Perhaps this is a good place to share her poem....

MY PRAYERS ANSWERED
By Nora Moore Tyler

As night pinned her curtain around me
And my daily work was through
I stood alone, forgotten
By the one I thought was true.

My days had been so lonely
But night brought on despair
Why must I stay and suffer
O, My Lord, it isn't fair.

I cried out in anguish
The tears, they dimmed my eyes
For I stood alone, forgotten
Where only the forgotten dies.

On my knees I asked my Father
To guide me through that night
When I arose I felt His presence
And I knew I was in His sight.

I prayed for home and husband
Who from me would not stray
And cause me all those heart aches
And with me always stay.

So in answer to my pleadings
We drifted far apart
And in my heart there is no love
For him who broke my heart.

And now my prayers are answered
In a home where love abides
I never stand alone, forgotten
For God is always by my side.

I have my home and husband
And children numbered three
And I am loved and cherished
As I had prayed to be.

May God grant me this privilege
To live, and love and care
For those who make my life complete
And at night my prayers to share.

About three weeks ago, just before leaving on vacation, a bunch of us went to see Grandma. I went in ahead to make sure the ladies were decent and was glad I did. Grandma was sitting in her chair and someone had probably tried to cheer her up by dressing her up, combing her hair nicely and putting makeup on her. But she was obviously upset, she said, "They've painted me up like a gypsy!" I don't know how she knew, but she was right, there was too much rouge. I quickly washed some of it off and then she felt much better about letting the rest of the family see her.

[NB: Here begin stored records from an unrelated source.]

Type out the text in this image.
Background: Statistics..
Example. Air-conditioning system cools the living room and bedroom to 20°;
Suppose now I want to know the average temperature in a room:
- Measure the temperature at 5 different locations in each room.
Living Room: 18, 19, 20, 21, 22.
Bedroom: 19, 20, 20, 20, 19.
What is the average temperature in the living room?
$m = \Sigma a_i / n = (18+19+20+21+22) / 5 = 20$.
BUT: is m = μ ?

In the last two years, Grandma and I had a new common bond. She knew exactly what it was like to marry a man with three children. And if things at home got a little overpowering for me or I began to wonder if I was up to the job, I could talk to her and she'd give me encouragement and share some of her experiences. I'd tell her about my twelve year old Tracy, and she'd tell me about a twelve year old Donna. And always she told me to love my children and care for them as best I could, but to never let that overshadow the love for my husband, that we must keep our bond strong for the children. And it was more than just words, because that was what she had done: continued to love and care for her children while cherishing her husband.

Grandma found special joy in the little great grandchildren. Many times Dixie and Dennis brought their families to her to share family home evening and often the children would bring her gifts; pictures they had drawn or cookies they baked. But perhaps the most special gift was that of song. A number of the great grandchildren have gathered today to sing for her one last time and we get to listen too.